Why does it matter? These individuals are arguably the most influential in the United States government, affecting all manner of policy decisions in significant ways. Their proximity to the president coupled with their senior status allows for frequent opportunities to influence the chief executive. In addition, loss of staff at the highest level is highly disruptive as it often leads to additional departures at the junior level—a staff exodus (as well as morale killer) in key offices. Furthermore, filling these most senior positions is a more difficult task since many require specific expertise and experience, as well as passing the all-important loyalty test that President Trump prizes. As the administration ages, recruiting “the best and the brightest” will grow increasingly difficult—just as it has for prior presidents. The fear of big losses in the forthcoming midterms, the president’s willingness to disparage senior aides publicly, and a continuing sense of chaos that hovers over the White House (amongst other reasons), all work together to make the opportunity of working in the White House a less desirable one.
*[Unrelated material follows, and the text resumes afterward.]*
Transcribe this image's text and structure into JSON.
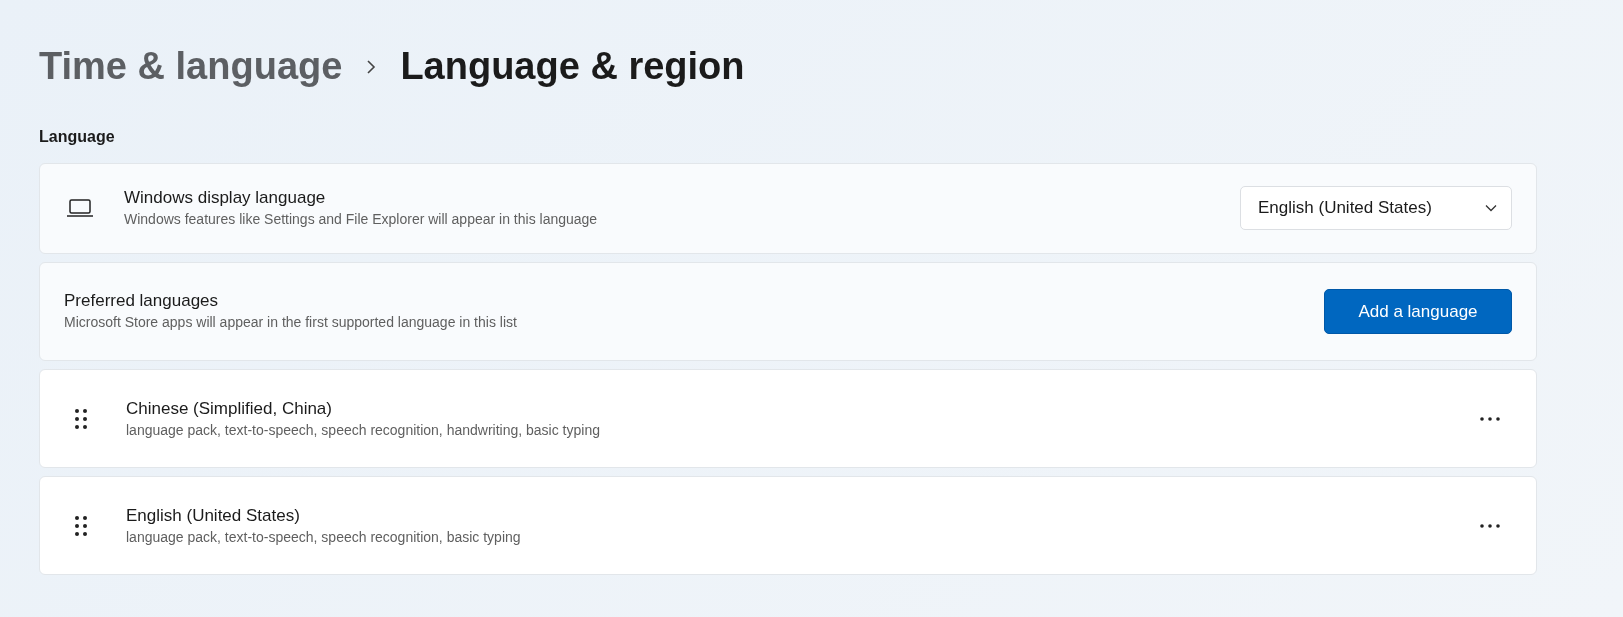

While previous research revealed record-setting turnover rates among senior staff more broadly, this analysis of the most senior level aides indicates that turnover has also surpassed that of the five previous presidents. President Trump appears to be his own best adviser, but the sheer magnitude of presidential responsibilities necessitates reliance on staff expertise and input. Retaining the expertise of trusted, reliable aides, like Marc Short, should be a presidential priority in the months ahead since the ongoing wave of departures will only serve to complicate and undermine the Trump agenda.